Assessment of Supply Chain Risk in Manufacturing Sector
Submitted by : Bedhant Sharma (22GSOB1040049) BBA 2022-25
School of Business Galgotias university
ABSTRACT
This paper explores the diverse risks impacting supply chains within the manufacturing sector, particularly in an increasingly globalized and technologically interconnected world. Using real-world data and industry case studies, it evaluates key risk categories including operational disruptions,
financial volatility, geopolitical tensions, and cyber threats. The analysis highlights both the
vulnerabilities and resilience strategies of modern manufacturing firms, offering insights into how proactive risk management can sustain competitive advantage. Charts and risk matrices visually support the discussion. The paper concludes with practical mitigation frameworks to guide firms toward more agile and secure supply chains.

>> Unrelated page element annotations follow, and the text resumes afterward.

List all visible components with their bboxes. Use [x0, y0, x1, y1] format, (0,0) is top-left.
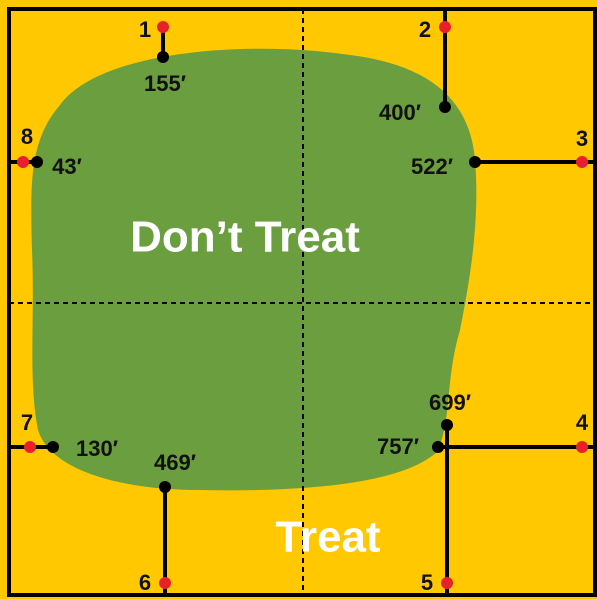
distance-label: 757′	[377, 434, 419, 459]
edge-point	[47, 441, 59, 453]
point-number: 3	[576, 126, 588, 151]
boundary-point	[159, 577, 171, 589]
point-number: 8	[21, 124, 33, 149]
edge-point	[439, 101, 451, 113]
distance-label: 130′	[76, 436, 118, 461]
distance-label: 469′	[154, 450, 196, 475]
edge-point	[159, 481, 171, 493]
boundary-point	[576, 156, 588, 168]
edge-point	[157, 51, 169, 63]
point-number: 6	[139, 570, 151, 595]
distance-label: 522′	[411, 154, 453, 179]
region-label: Don’t Treat	[130, 213, 360, 262]
boundary-point	[157, 21, 169, 33]
distance-label: 699′	[429, 390, 471, 415]
boundary-points	[17, 21, 588, 589]
region-label: Treat	[275, 513, 381, 562]
inner-points	[31, 51, 481, 493]
boundary-point	[17, 156, 29, 168]
edge-point	[432, 441, 444, 453]
point-number: 1	[139, 17, 151, 42]
distance-label: 400′	[379, 100, 421, 125]
point-number: 5	[421, 570, 433, 595]
boundary-point	[439, 21, 451, 33]
edge-point	[469, 156, 481, 168]
point-number: 2	[419, 17, 431, 42]
boundary-point	[576, 441, 588, 453]
border	[7, 7, 597, 597]
distance-label: 43′	[52, 154, 82, 179]
edge-point	[31, 156, 43, 168]
edge-point	[441, 419, 453, 431]
boundary-point	[441, 577, 453, 589]
distance-label: 155′	[144, 71, 186, 96]
point-number: 7	[21, 410, 33, 435]
untreated-area	[31, 48, 477, 491]
point-number: 4	[576, 410, 589, 435]
boundary-point	[24, 441, 36, 453]
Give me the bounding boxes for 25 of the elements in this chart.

In the dynamic landscape of the manufacturing industry, sourcing decisions play a Pivotal role in
determining operational efficiency, cost-effectiveness, and overall business resilience. This abstract provides a concise overview of the evaluation of sourcing risk within the manufacturing sector,
highlighting key factors, methodologies, and implications. Manufacturers face multifaceted challenges in sourcing, ranging from geopolitical instability and supply chain disruptions to fluctuating market
demands and regulatory constraints. Evaluating these risks demands a holistic approach that integrates quantitative and qualitative assessments. Traditional risk assessment frameworks often focus on
financial metrics, supplier stability, and operational contingencies. However, contemporary approaches recognize the need for broader considerations, including environmental sustainability, ethical sourcing practices, and social responsibility. This abstract delves into the methodologies
employed for assessing sourcing risk, encompassing both pre-emptive risk identification and ongoing risk management strategies. It explores the role of advanced analytics, including predictive modelling and simulation, in forecasting and mitigating potential disruptions.